Una messa in discussione anche sociale e politica. “Non è ormai giunto il momento di guardare a costruire una società civile democratica, di cittadini liberi e uguali nelle loro diversità? – scrive, ricalcando le posizioni della storiografia post-sionista – E come può uno Stato ebraico, necessariamente fondato sulla supremazia degli ebrei sugli altri cittadini garantirla? È questa una contraddizione di fondo tra Stato ebraico e Stato democratico, che si perpetua dall’inizio e che è ora necessario sciogliere se si vuole uscire da questa situazione di guerra, ma anche dallo stallo che l’ha preceduta”.

“Sono allibito per come si sia gettato alle ortiche il capitale di solidarietà a Israele per l’aggressione subita il 7 ottobre”, dice con amarezza Ginzberg. “Come pensa Israele di vivere in pace circondato da Paesi o anche solo popolazioni ostili, soprattutto se si mette contro la Turchia, l’Egitto, l’Iran, ma anche le Nazioni Unite, il Papa, l’Europa?” Tra le principali minacce per il Paese, per il giornalista c’è l’isolamento. “Israele sta distruggendo un prestigio indiscusso: essere l’unica democrazia del Medio Oriente”, sottolinea Ginzberg, che aggiunge, “per restare al potere Netanyahu ha imbarcato nel suo governo l’estrema destra di chi ha incoraggiato e difeso gli assassini di Rabin”. “Guai a chi si isola, perde consensi per fanatismo”, ammonisce in Macellerie.

L’israeliana e la palestinese: due memorie, due identità contrapposte, ma molto simili. “Identità nazionali in cui la dimensione della catastrofe e del trauma svolgono un ruolo centrale e dove la narrazione nazionale ruota in gran parte attorno a motivi legati all’essere vittime e alla perdita subita”, scrive Foa. “È possibile conciliare la memoria con la giustizia nel momento in cui una delle due vittime è anche vittima dell’altra?”.

 

 

Immagine di copertina: alcuni palestinesi sfollati fuggono da Beit Lahia, nel nord della Striscia di Gaza il 17 novembre, 2024. (Foto di Abood Abusalama / Middle East Images / Middle East Images via AFP).

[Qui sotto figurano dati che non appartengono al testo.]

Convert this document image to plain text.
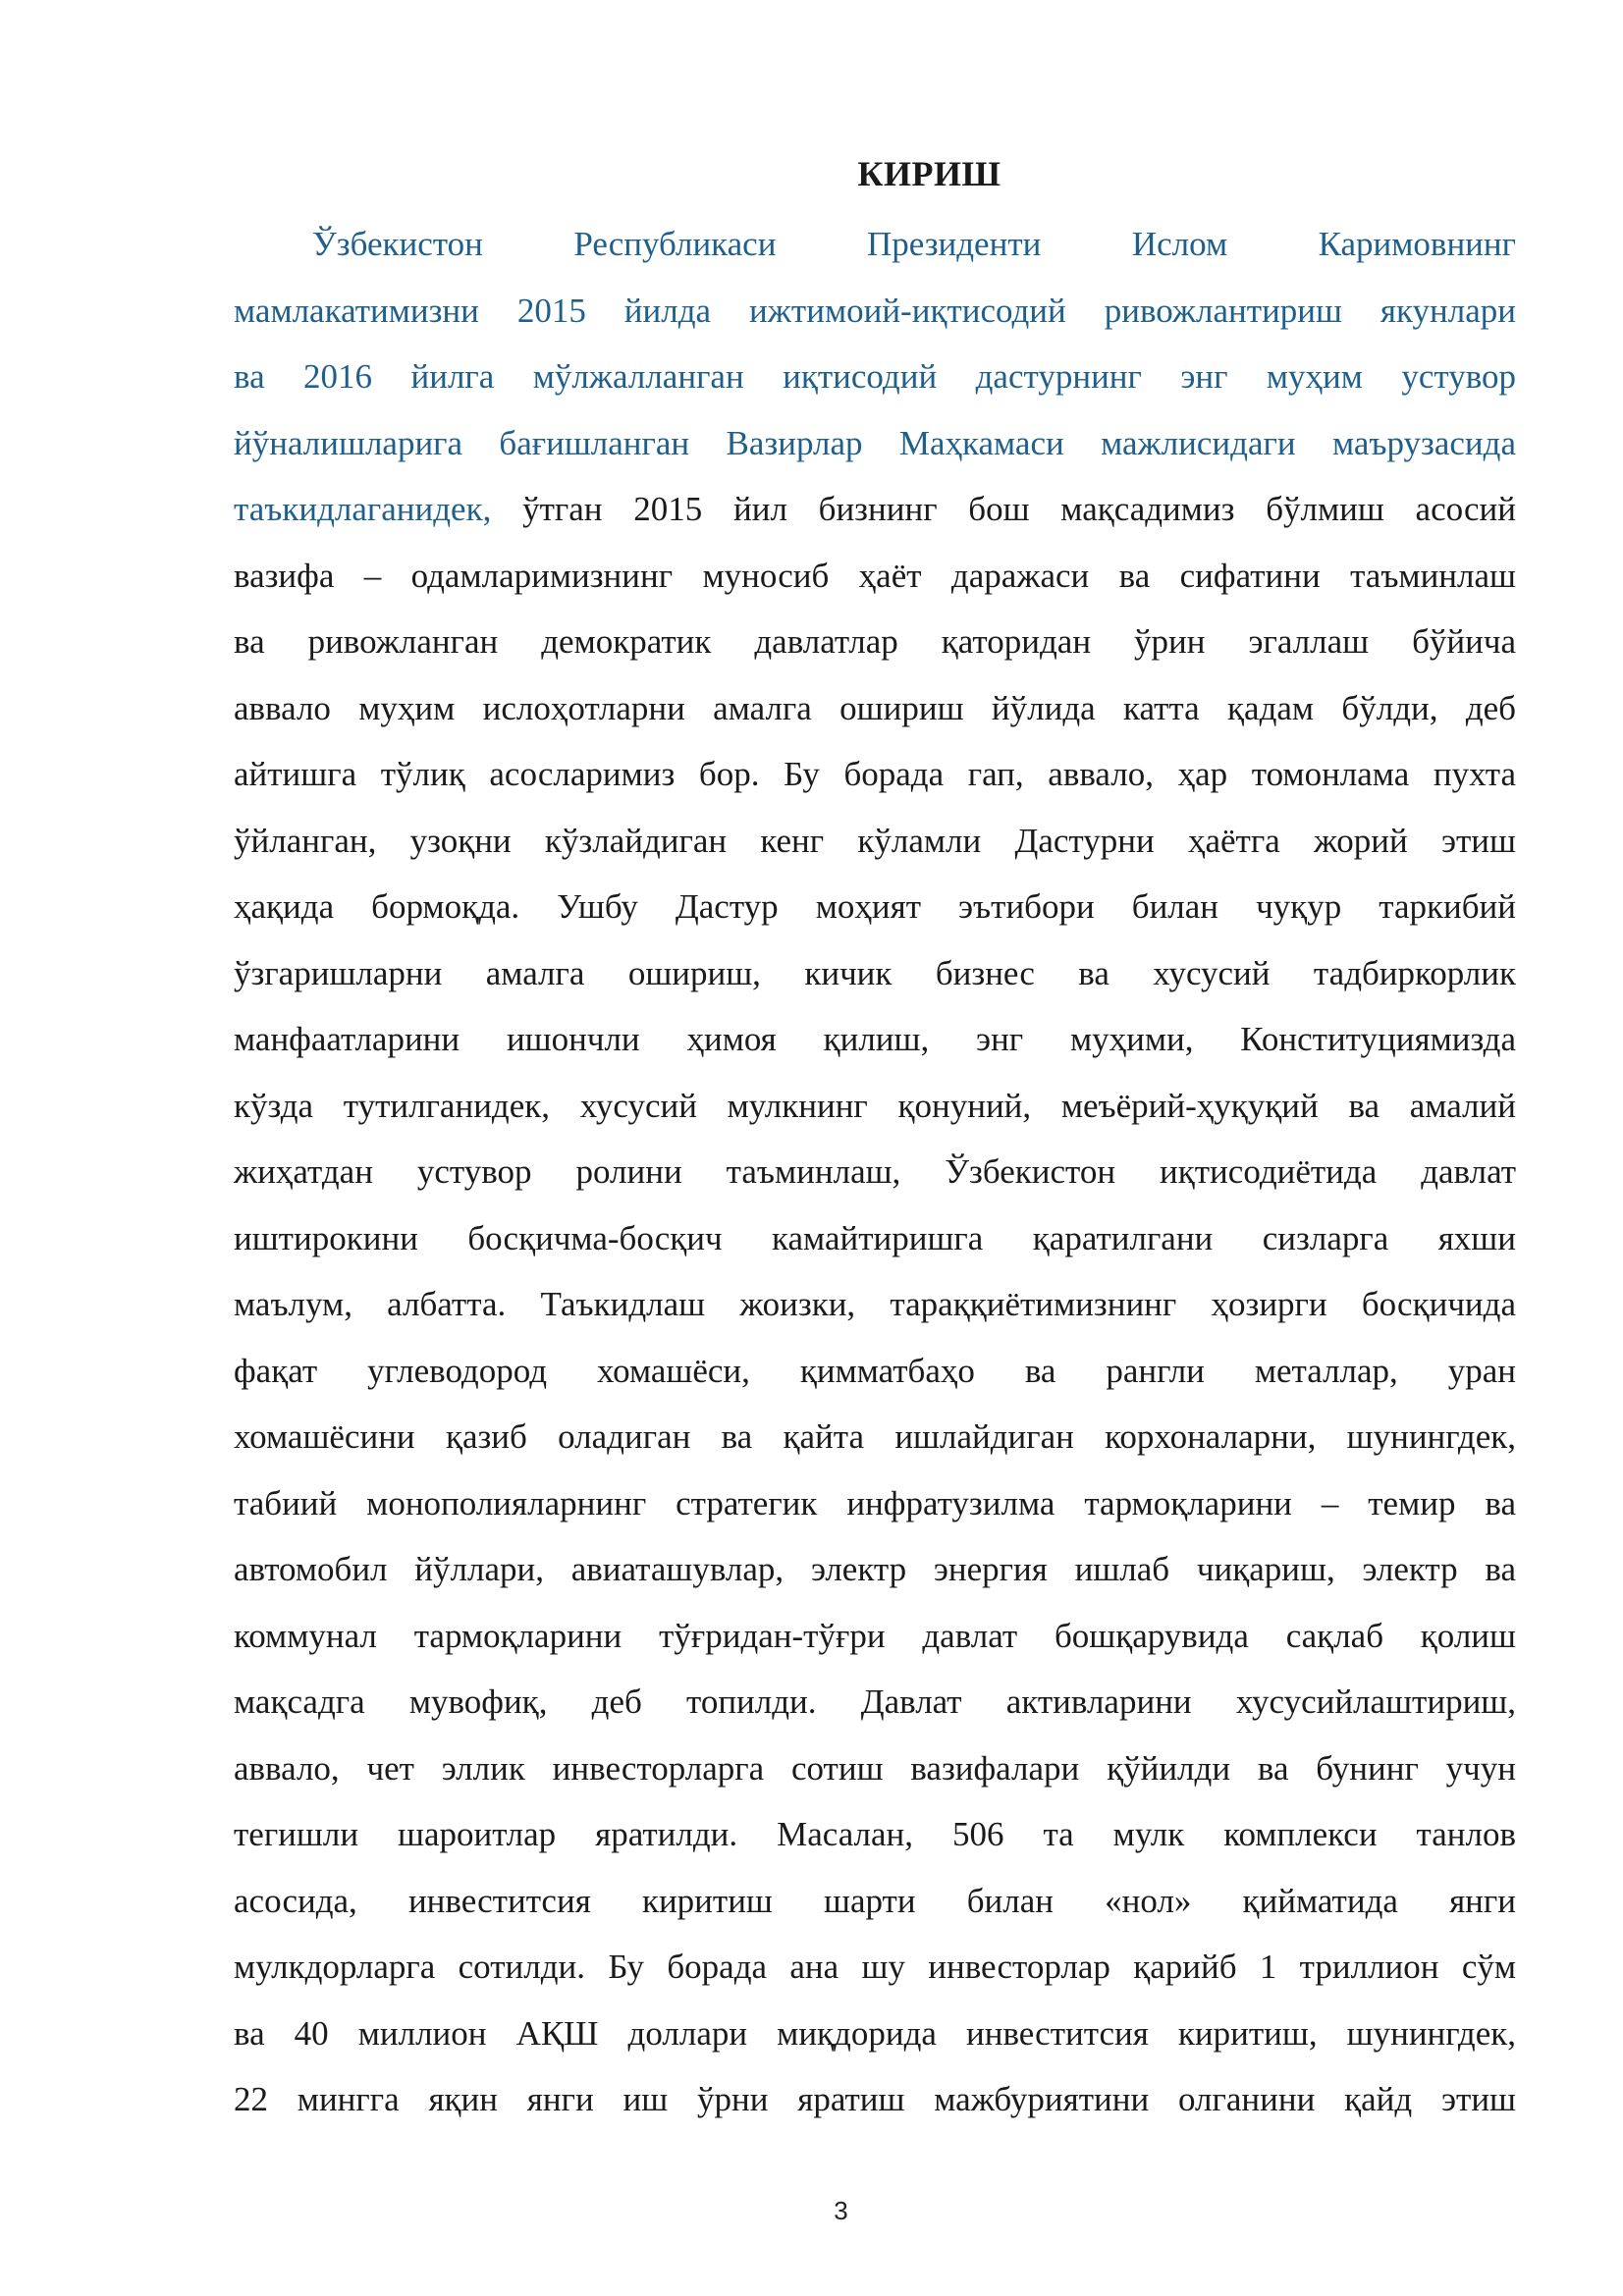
КИРИШ
Ўзбекистон Республикаси Президенти Ислом Каримовнинг
мамлакатимизни 2015 йилда ижтимоий-иқтисодий ривожлантириш якунлари
ва 2016 йилга мўлжалланган иқтисодий дастурнинг энг муҳим устувор
йўналишларига бағишланган Вазирлар Маҳкамаси мажлисидаги маърузасида
таъкидлаганидек, ўтган 2015 йил бизнинг бош мақсадимиз бўлмиш асосий
вазифа – одамларимизнинг муносиб ҳаёт даражаси ва сифатини таъминлаш
ва ривожланган демократик давлатлар қаторидан ўрин эгаллаш бўйича
аввало муҳим ислоҳотларни амалга ошириш йўлида катта қадам бўлди, деб
айтишга тўлиқ асосларимиз бор. Бу борада гап, аввало, ҳар томонлама пухта
ўйланган, узоқни кўзлайдиган кенг кўламли Дастурни ҳаётга жорий этиш
ҳақида бормоқда. Ушбу Дастур моҳият эътибори билан чуқур таркибий
ўзгаришларни амалга ошириш, кичик бизнес ва хусусий тадбиркорлик
манфаатларини ишончли ҳимоя қилиш, энг муҳими, Конституциямизда
кўзда тутилганидек, хусусий мулкнинг қонуний, меъёрий-ҳуқуқий ва амалий
жиҳатдан устувор ролини таъминлаш, Ўзбекистон иқтисодиётида давлат
иштирокини босқичма-босқич камайтиришга қаратилгани сизларга яхши
маълум, албатта. Таъкидлаш жоизки, тараққиётимизнинг ҳозирги босқичида
фақат углеводород хомашёси, қимматбаҳо ва рангли металлар, уран
хомашёсини қазиб оладиган ва қайта ишлайдиган корхоналарни, шунингдек,
табиий монополияларнинг стратегик инфратузилма тармоқларини – темир ва
автомобил йўллари, авиаташувлар, электр энергия ишлаб чиқариш, электр ва
коммунал тармоқларини тўғридан-тўғри давлат бошқарувида сақлаб қолиш
мақсадга мувофиқ, деб топилди. Давлат активларини хусусийлаштириш,
аввало, чет эллик инвесторларга сотиш вазифалари қўйилди ва бунинг учун
тегишли шароитлар яратилди. Масалан, 506 та мулк комплекси танлов
асосида, инвеститсия киритиш шарти билан «нол» қийматида янги
мулкдорларга сотилди. Бу борада ана шу инвесторлар қарийб 1 триллион сўм
ва 40 миллион АҚШ доллари миқдорида инвеститсия киритиш, шунингдек,
22 мингга яқин янги иш ўрни яратиш мажбуриятини олганини қайд этиш
3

  1. La reazione “terrorizzante” e indicibile del governo israeliano giustifica il fatto che si parli di genocidio, a prescindere che lo sia formalmente e lo si possa sentenziare giuridicamente. Una tremenda “pagina” di storia difficile da archiviare che ostruisce il già difficile sentiero della pace, incompatibile con le “ragioni” della froza e della prepotenza

  2. Grazie di aver messo in evidenza voci ebraiche critiche del governo di Israele e della guerra a Gaza. Occorre uscire dal tunnel nel quale le critiche alla politica israeliana contro i palestinesi vengono equiparate a antisemitismo, anche perché in questo modo mi pare che si incentivi l’antisemitismo. Se la percezione è di un paese e di comunità ebraiche che respingono ogni critica come antisemita, a quel punto si induce l’idea che effettivamente tutti gli ebrei e israeliani sono i nemici della pace e della convivenza. In più come Foa rimarca c’è una contraddizione fra democrazia e una stato degli ebrei. Ma aggiungerei che anche se il massacro di Hamas è stato orrendo e deprecabile, questo non dà diritto a replicare con un massacro peggiore. Perché se Israele tiene a essere definito come democrazia, occorre ricordare che gli oneri politici e morali delle democrazie sono diversi e più onerosi che non rendere pan per focaccia. Per fare un paragone un po’azzardato, sarebbe come se nell’ambito della lotta alla mafia negli anni ’90, a seguito delle morti di tanti magistrati e forze dell’ordine, lo stato italiano avesse messo a ferro e fuoco Palermo e dintorni. Una organizzazione terroristica non è uno stato. E per quanto scioccante sia stato il 7 ottobre, e ciò è comprensibile, una diversa risposta che non la distruzione di tutta una popolazione, una risposta basata su intelligence, tribunali internazionali, negoziazioni avrebbe posto Israele su un piano di moralità adeguata allo standard democratico e apprezzabile universalmente anziché disperdere il capitale di solidarietà con la macelleria a cui abbiamo assistito impotenti. E su un piano più strategico invece, come lo stato israeliano pensa di raggiungere la sicurezza, facendosi odiare da tutti i suoi vicini?